1. 集合 $A, B$ に対して、次を示せ。
   (1) $A - (A - B) = A \cap B$
   (2) $(A \cap B) - C = (A - C) \cap (B - C)$

2. 集合 $A, B, C, D$ に対して、次を示せ。
   (1) $A \triangle (A \triangle B) = B$
   (2) $A \triangle B = C \triangle D$ ならば $A \triangle C = B \triangle D$

3. $A = \{2, 4, 6\}, B = \{2, 3, 4, 5, 6\}, E = \{2n \mid n \in \mathbb{N} \}$ とする。
   (1) $A$ は $E$ の部分集合であることを示せ。
   (2) $B$ は $E$ の部分集合でないことを示せ。

4. 集合 $\{a, b, c\}$ の部分集合で、少なくとも要素を1つもつものをすべてあげよ。
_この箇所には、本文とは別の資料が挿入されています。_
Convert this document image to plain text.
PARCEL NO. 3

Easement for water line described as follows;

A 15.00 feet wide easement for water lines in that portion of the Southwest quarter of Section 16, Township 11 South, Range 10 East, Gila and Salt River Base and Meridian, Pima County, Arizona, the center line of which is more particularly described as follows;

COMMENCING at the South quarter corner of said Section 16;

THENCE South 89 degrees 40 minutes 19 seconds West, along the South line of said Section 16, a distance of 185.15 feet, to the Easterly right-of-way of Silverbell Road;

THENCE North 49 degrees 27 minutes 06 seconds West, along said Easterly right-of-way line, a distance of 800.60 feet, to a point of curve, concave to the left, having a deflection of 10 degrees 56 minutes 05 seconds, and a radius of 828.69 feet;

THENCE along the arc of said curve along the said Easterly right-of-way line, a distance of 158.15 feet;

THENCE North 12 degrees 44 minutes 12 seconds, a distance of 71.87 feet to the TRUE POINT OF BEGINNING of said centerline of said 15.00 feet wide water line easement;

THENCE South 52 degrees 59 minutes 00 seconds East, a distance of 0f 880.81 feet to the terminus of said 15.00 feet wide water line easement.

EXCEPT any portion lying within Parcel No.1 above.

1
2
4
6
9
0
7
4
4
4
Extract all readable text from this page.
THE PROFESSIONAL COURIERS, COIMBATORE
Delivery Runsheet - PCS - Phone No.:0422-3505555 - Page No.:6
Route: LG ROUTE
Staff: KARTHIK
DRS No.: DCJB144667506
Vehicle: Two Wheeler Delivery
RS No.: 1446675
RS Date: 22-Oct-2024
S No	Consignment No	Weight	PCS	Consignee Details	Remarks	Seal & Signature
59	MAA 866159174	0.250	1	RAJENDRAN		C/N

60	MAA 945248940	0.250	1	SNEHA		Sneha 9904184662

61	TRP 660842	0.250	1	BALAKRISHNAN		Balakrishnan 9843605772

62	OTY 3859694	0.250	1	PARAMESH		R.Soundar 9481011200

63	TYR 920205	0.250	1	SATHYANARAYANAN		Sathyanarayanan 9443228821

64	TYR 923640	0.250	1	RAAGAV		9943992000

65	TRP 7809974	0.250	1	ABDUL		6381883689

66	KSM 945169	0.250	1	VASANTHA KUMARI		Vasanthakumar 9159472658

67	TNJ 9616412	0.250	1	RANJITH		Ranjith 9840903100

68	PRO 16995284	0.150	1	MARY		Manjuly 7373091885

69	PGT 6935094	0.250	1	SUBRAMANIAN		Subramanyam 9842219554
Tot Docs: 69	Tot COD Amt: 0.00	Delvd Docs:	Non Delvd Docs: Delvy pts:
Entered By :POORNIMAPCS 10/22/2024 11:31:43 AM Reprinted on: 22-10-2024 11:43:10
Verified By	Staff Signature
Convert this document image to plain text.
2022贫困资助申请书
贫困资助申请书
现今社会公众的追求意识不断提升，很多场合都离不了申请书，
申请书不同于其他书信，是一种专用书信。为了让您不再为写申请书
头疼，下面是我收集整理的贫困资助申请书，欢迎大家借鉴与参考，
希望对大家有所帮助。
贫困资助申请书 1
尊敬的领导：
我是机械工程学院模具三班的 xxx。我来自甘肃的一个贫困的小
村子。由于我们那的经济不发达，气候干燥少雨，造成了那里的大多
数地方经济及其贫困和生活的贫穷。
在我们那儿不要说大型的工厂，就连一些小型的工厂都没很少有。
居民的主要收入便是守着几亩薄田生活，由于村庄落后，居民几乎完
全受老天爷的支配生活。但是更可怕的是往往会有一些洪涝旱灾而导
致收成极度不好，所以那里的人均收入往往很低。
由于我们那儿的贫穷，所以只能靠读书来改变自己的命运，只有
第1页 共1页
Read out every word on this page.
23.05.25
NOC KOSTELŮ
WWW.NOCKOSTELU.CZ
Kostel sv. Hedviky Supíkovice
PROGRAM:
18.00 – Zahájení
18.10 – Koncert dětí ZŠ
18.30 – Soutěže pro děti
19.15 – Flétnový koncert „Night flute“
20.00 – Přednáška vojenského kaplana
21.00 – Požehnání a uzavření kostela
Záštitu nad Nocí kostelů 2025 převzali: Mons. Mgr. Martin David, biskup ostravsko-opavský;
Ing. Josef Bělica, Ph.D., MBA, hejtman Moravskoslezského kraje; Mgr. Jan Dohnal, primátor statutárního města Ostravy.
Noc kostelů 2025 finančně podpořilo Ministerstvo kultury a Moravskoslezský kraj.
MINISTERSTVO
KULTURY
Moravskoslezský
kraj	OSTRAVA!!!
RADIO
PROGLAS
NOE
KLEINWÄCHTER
5. $\{4n^2 + 6n + 2 \mid n \in \mathbb{Z}\} = \{m^2 + m \mid m \in \mathbb{Z}\}$ を示せ。

Would you like me to solve a specific question or provide explanations for these problems?

Related Questions:

1. How do you prove set identities involving intersections and differences?
2. What is the symmetric difference $A \triangle B$ in set theory, and what are its properties?
3. How do you determine whether a set is a subset of another?
4. What are all subsets of a set with three elements?
5. How do you prove that two sets are equal using set notation?

Tip: To prove equality of two sets $X = Y$, show that $X \subseteq Y$ and $Y \subseteq X$.